Search for a command to run...

Timestamps are as accurate as they can be but may be slightly off. We encourage you to listen to the full context.
In this episode, Nathan explores Polish AI sovereignty with Marek Kozlowski, head of the AI Lab at Poland's National Information Processing Institute. Marek discusses Project PLLuM (Polish Large Language Models), which aims to create smaller, localized AI models that compete with frontier models by focusing on Polish language, culture, and values. (03:17) The conversation delves into how 90% of training data for major models is English and Chinese, leaving Polish with only about 1% representation. (08:24) Marek explains their strategy of language adaptation on base models like LLaMA and Mistral, combined with organic human-curated instruction data, to achieve competitive performance for Polish use cases while maintaining transparency, sovereignty, and cost advantages.
• Main themes: AI sovereignty through localized models, regulatory challenges in the EU, the technical approach of language adaptation, and the strategic importance of maintaining national AI capabilities
Marek Kozlowski serves as head of the AI Lab at Poland's National Information Processing Institute, where he leads Project PLLuM (Polish Large Language Models). He spearheads Poland's national AI sovereignty initiative, focusing on developing transparent, locally-controlled AI models adapted for Polish language and culture. His work involves coordinating a consortium of six to eight institutes and universities funded by Poland's Ministry of Digital Affairs to create competitive alternatives to global AI models.
Rather than competing directly with frontier models on general capabilities, Poland's strategy focuses on creating smaller, domain-specific models that excel in Polish language and cultural contexts. (05:11) Marek argues that for specific business and government use cases, a well-trained 8B parameter model can match the performance of much larger cloud-based models when fine-tuned for particular tasks. This approach offers better cost control, data privacy, and regulatory compliance while serving actual user needs more effectively than general-purpose models.
The PLLuM project uses "language adaptation" - continuing pre-training of base models like LLaMA on Polish text corpora. (59:40) This technique maintains the model's existing capabilities in other languages and domains while significantly improving Polish language understanding and cultural knowledge. Though some forgetting occurs, the models retain competency in English and other areas while gaining native-level fluency in Polish idioms, cultural references, and domain-specific knowledge.

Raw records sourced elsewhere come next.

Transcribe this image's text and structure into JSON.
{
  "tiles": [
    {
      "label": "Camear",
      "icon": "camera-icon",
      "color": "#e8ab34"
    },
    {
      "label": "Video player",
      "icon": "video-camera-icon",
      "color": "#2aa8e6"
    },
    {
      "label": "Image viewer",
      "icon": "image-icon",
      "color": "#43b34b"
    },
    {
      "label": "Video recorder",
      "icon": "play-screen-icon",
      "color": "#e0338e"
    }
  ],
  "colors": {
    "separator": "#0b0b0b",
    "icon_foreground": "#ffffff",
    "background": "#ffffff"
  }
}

Unlike many AI projects that rely heavily on synthetic data generation, PLLuM emphasizes "organic" instruction and preference data created and validated by humans. (19:17) Marek's team employs hundreds of annotators to create manual instructions and preferences, believing this approach produces higher linguistic quality than synthetic alternatives. This human-centric data curation is resource-intensive but crucial for achieving native-level language generation and avoiding the degradation that comes from low-quality synthetic training data.
Beyond just having national AI models, true sovereignty demands transparency in training processes, data sources, and model architectures. (16:02) PLLuM publishes detailed "cookbook" documentation of their training process and open-sources samples of their datasets, going beyond just releasing model weights. This transparency enables other countries to replicate their approach and ensures that Poland maintains genuine control over its AI infrastructure rather than depending on black-box systems from global providers.
Most business and government applications need models that excel at 10-20 specific tasks rather than general-purpose capabilities across thousands of tasks. (44:15) For on-premise deployments where organizations face GPU and energy constraints, smaller fine-tuned models often outperform few-shot approaches with large cloud models. This insight suggests that the future of enterprise AI may favor specialized local models over massive general-purpose systems, especially in regulated industries and government applications.